Learn the Early Signs of Pregnancy and How to Manage Your Situation
What are the earliest pregnancy signs of a new pregnancy? Just how pregnant do you have to be to experience the first signs of early pregnancy? Are there specific symptoms that only occur in early pregnancy?
If being pregnant is your fondest desire, you will be anxious to learn how to spot the signs that your dream has come true and you are harboring a brand, spanking new pregnancy. It's not enough to stand in front of the mirror mouthing the words, "I'm pregnant! I'm pregnant!" You need some signs!
The earliest pregnancy signs can be broken down into ten specific groups. Some of these symptoms arrive before the much heralded missed period, while other signs (including the aforementioned missed period) come two weeks or more after conception has occurred. Part of being pregnant is the expectation of having symptoms or signs of pregnancy, but don't assume you'll have all ten signs. You may have one or two or many.
And now, drum roll please for the 10 earliest pregnancy signs:
• Light Bleeding or Spotting—several days after the egg is fertilized, implantation occurs. This will be before your next menstrual period is expected. The bleeding from implantation tends to be lighter colored, pink or brown, and much lighter than a period. This type of pregnancy discharge is very limited in duration. Don't be surprised if the spotting is accompanied by early pregnancy cramping.
• Frequent Urination—Yup. Peeing all the time is one of the hallmarks of early pregnancy. Most women will start needing to go all the time before they even miss a period. The frequent urination begins 7-12 days after the slight spike in basal body temperature that occurs with ovulation. The constant need to pee is due to hormone fluctuations that occur during implantation of the fertilized egg. The main hormonal culprit responsible for keeping you close to the toilet is human chorionic gonadotropin (hCG)
• Spike in Basal Body Temperature—A very small spike in your resting body temperature (basal body temperature or BBT) occurs at the time of ovulation. Once the spike occurs, your temperature will remain at that higher level until you either get your period or until (having conceived) you have a baby. If the spike remains past the time you should have had your period, it's a good bet you're pregnant!
• Missed Menstrual Period—Missing your period is one of the most obvious of the 10 pregnancy signs. However, it's possible to miss a period for reasons other than pregnancy such as stress, reactions to medication or food, illness, or a hormone imbalance. Still, if you're as regular as a clock, missing your period is likely a sign of pregnancy. Even if you miss your period, you may have some pregnancy discharge that is pink or brownish. This is due to implantation should be quite limited.

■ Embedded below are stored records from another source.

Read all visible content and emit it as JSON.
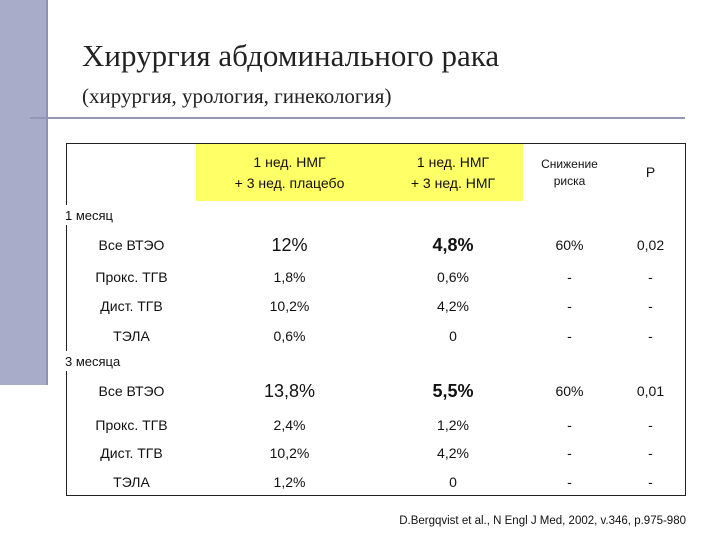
{
  "header": {
    "title": "Хирургия абдоминального рака",
    "subtitle": "(хирургия, урология, гинекология)"
  },
  "table": {
    "columns": [
      [
        "1 нед. НМГ",
        "+ 3 нед. плацебо"
      ],
      [
        "1 нед. НМГ",
        "+ 3 нед. НМГ"
      ],
      [
        "Снижение",
        "риска"
      ],
      [
        "P"
      ]
    ],
    "sections": [
      {
        "label": "1 месяц",
        "rows": [
          [
            "Все ВТЭО",
            "12%",
            "4,8%",
            "60%",
            "0,02"
          ],
          [
            "Прокс. ТГВ",
            "1,8%",
            "0,6%",
            "-",
            "-"
          ],
          [
            "Дист. ТГВ",
            "10,2%",
            "4,2%",
            "-",
            "-"
          ],
          [
            "ТЭЛА",
            "0,6%",
            "0",
            "-",
            "-"
          ]
        ]
      },
      {
        "label": "3 месяца",
        "rows": [
          [
            "Все ВТЭО",
            "13,8%",
            "5,5%",
            "60%",
            "0,01"
          ],
          [
            "Прокс. ТГВ",
            "2,4%",
            "1,2%",
            "-",
            "-"
          ],
          [
            "Дист. ТГВ",
            "10,2%",
            "4,2%",
            "-",
            "-"
          ],
          [
            "ТЭЛА",
            "1,2%",
            "0",
            "-",
            "-"
          ]
        ]
      }
    ]
  },
  "citation": "D.Bergqvist et al., N Engl J Med, 2002, v.346, p.975-980"
}
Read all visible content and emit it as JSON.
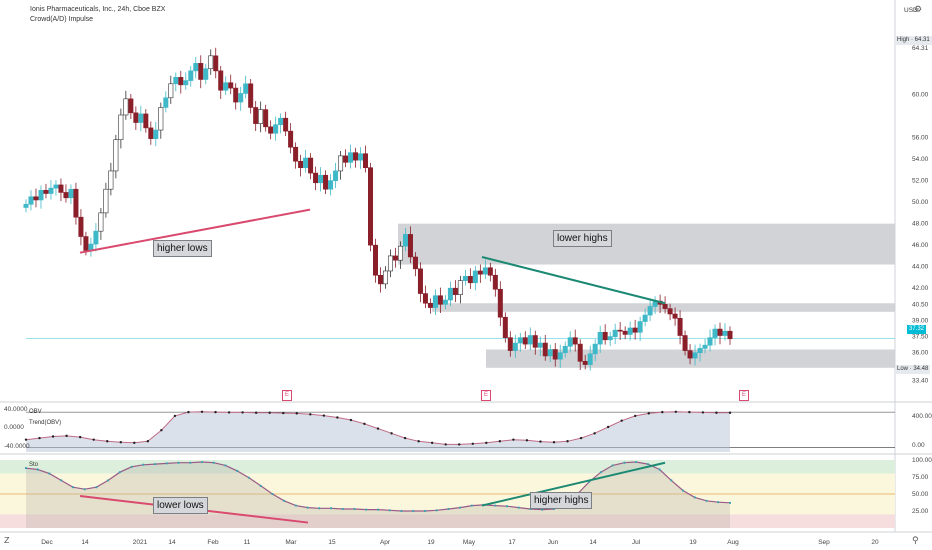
{
  "header": {
    "title": "Ionis Pharmaceuticals, Inc., 24h, Cboe BZX",
    "indicator": "Crowd(A/D) Impulse",
    "currency": "USD"
  },
  "price_tags": {
    "high": "High · 64.31",
    "last": "37.32",
    "low": "Low · 34.48"
  },
  "annotations": {
    "price_higher_lows": "higher lows",
    "price_lower_highs": "lower highs",
    "sto_lower_lows": "lower lows",
    "sto_higher_highs": "higher highs"
  },
  "panes": {
    "obv_label": "OBV",
    "obv_trend_label": "Trend(OBV)",
    "sto_label": "Sto"
  },
  "event_flags": [
    "E",
    "E",
    "E"
  ],
  "icons": {
    "settings": "gear-icon",
    "scale_toggle": "axis-scale-icon",
    "zoom": "magnifier-icon"
  },
  "colors": {
    "up": "#3fb8c8",
    "down": "#8a1f2a",
    "neutral_up": "#ffffff",
    "zone": "#c9cbcf",
    "pink_line": "#d94a6e",
    "teal_line": "#1c8a73",
    "last_price": "#00bcd4",
    "sto_green_band": "#dcefdc",
    "sto_yellow_band": "#fbf7dd",
    "sto_red_band": "#f7dede"
  },
  "chart_data": [
    {
      "type": "candlestick",
      "title": "Ionis Pharmaceuticals, Inc., 24h, Cboe BZX",
      "ylabel": "USD",
      "ylim": [
        33.0,
        66.0
      ],
      "yticks": [
        "64.31",
        "60.00",
        "56.00",
        "54.00",
        "52.00",
        "50.00",
        "48.00",
        "46.00",
        "44.00",
        "42.00",
        "40.50",
        "39.00",
        "37.50",
        "36.00",
        "33.40"
      ],
      "x_ticks": [
        "Dec",
        "14",
        "2021",
        "14",
        "Feb",
        "11",
        "Mar",
        "15",
        "Apr",
        "19",
        "May",
        "17",
        "Jun",
        "14",
        "Jul",
        "19",
        "Aug",
        "Sep",
        "20"
      ],
      "closes": [
        49.8,
        50.5,
        50.2,
        51.1,
        50.8,
        51.3,
        51.6,
        50.9,
        50.4,
        51.2,
        48.6,
        46.8,
        45.5,
        46.1,
        47.3,
        49.0,
        51.2,
        52.9,
        55.8,
        58.1,
        59.6,
        58.3,
        57.4,
        58.2,
        56.9,
        55.9,
        56.7,
        58.8,
        59.7,
        61.0,
        61.6,
        60.9,
        61.3,
        62.2,
        62.9,
        61.4,
        62.4,
        63.6,
        62.2,
        60.4,
        61.1,
        60.6,
        59.3,
        60.1,
        61.0,
        58.8,
        57.3,
        58.6,
        57.0,
        56.4,
        57.2,
        57.8,
        56.6,
        55.1,
        53.8,
        53.2,
        54.1,
        52.7,
        51.8,
        52.5,
        51.2,
        52.0,
        52.9,
        54.3,
        53.7,
        54.6,
        53.9,
        54.5,
        53.2,
        46.0,
        43.2,
        42.4,
        43.6,
        45.0,
        44.6,
        45.9,
        47.0,
        44.9,
        43.8,
        41.5,
        40.6,
        40.2,
        41.3,
        40.5,
        40.9,
        42.0,
        41.4,
        42.7,
        43.1,
        42.5,
        43.6,
        43.3,
        43.9,
        43.2,
        41.9,
        39.3,
        37.4,
        36.2,
        36.9,
        37.4,
        36.8,
        37.6,
        36.5,
        36.9,
        35.7,
        36.3,
        35.4,
        36.0,
        36.6,
        37.4,
        36.8,
        35.2,
        34.9,
        35.9,
        36.8,
        37.9,
        37.2,
        37.5,
        38.1,
        38.0,
        37.7,
        38.3,
        37.9,
        38.9,
        39.5,
        40.3,
        40.8,
        40.5,
        40.1,
        39.6,
        39.2,
        37.6,
        36.2,
        35.5,
        36.0,
        36.4,
        36.7,
        37.4,
        38.2,
        37.6,
        38.0,
        37.3
      ]
    },
    {
      "type": "line",
      "title": "OBV",
      "series": [
        {
          "name": "Trend(OBV)",
          "values": [
            0.1,
            0.15,
            0.2,
            0.22,
            0.18,
            0.1,
            0.05,
            0.02,
            0.0,
            0.05,
            0.4,
            0.85,
            0.97,
            0.98,
            0.97,
            0.96,
            0.96,
            0.95,
            0.95,
            0.94,
            0.93,
            0.9,
            0.86,
            0.8,
            0.72,
            0.6,
            0.45,
            0.3,
            0.15,
            0.05,
            0.0,
            -0.05,
            -0.05,
            -0.03,
            0.0,
            0.05,
            0.1,
            0.08,
            0.04,
            0.02,
            0.05,
            0.15,
            0.3,
            0.5,
            0.7,
            0.85,
            0.93,
            0.97,
            0.98,
            0.97,
            0.96,
            0.95,
            0.95
          ]
        }
      ],
      "yticks": [
        "400.00",
        "0.00"
      ],
      "left_ticks": [
        "40.0000",
        "0.0000",
        "-40.0000"
      ]
    },
    {
      "type": "line",
      "title": "Sto",
      "series": [
        {
          "name": "Sto",
          "values": [
            88,
            86,
            80,
            70,
            60,
            57,
            60,
            70,
            82,
            90,
            93,
            94,
            95,
            96,
            96,
            97,
            96,
            92,
            84,
            74,
            62,
            50,
            40,
            33,
            30,
            29,
            29,
            28,
            28,
            27,
            27,
            26,
            25,
            25,
            25,
            26,
            28,
            30,
            33,
            34,
            33,
            32,
            30,
            28,
            27,
            28,
            34,
            50,
            68,
            82,
            92,
            96,
            97,
            94,
            86,
            70,
            55,
            45,
            40,
            38,
            37
          ]
        }
      ],
      "ylim": [
        0,
        100
      ],
      "yticks": [
        "100.00",
        "75.00",
        "50.00",
        "25.00"
      ]
    }
  ]
}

• Fatigue—One of the earliest signs of pregnancy is extreme exhaustion that you just can't seem to shake. Fatigue is due to your changing hormone levels. As your body adjusts to its changing hormonal balance, the fatigue should disappear.
• Cramping—Many women have early pregnancy cramping during which the uterus will contract quite often and with some regularity. Early pregnancy cramping may be triggered by exercise, orgasms, or by just moving around.
• Nausea—Ahhh, good old morning sickness. This well known sign of early pregnancy occurs in only half of all pregnant women. But morning sickness isn't such an apt term for this sign of pregnancy. The nausea can hit at any time, day or night.
• Breast and Nipple Tenderness—Sometimes the very first sign a woman has that she may have conceived is breast or nipple tenderness. The discomfort should dissipate as the body accustoms itself to its changed hormonal balance.
• Darkened Areolas—The darker skin that surrounds the nipples is called the aureola. During pregnancy, this area becomes even darker. The color-change may take place as early as one week after a woman has conceived. If the aureola is bumpy, these bumps may take on a more prominent appearance.
• Constipation and Gas—It's common to have changes in bowel function during the early weeks of pregnancy. This is due in part to the hormones that serve to soften and relax the pelvic ligaments to make carrying a baby and the delivery of the baby a bit easier. These same hormones affect other parts of the body as well and one of the results of this may be a sluggish digestive tract.
Once you've experienced some early signs of pregnancy, you can go ahead and purchase a quality home pregnancy test and confirm what you know in your heart. Go ahead and say it, "I'm pregnant!"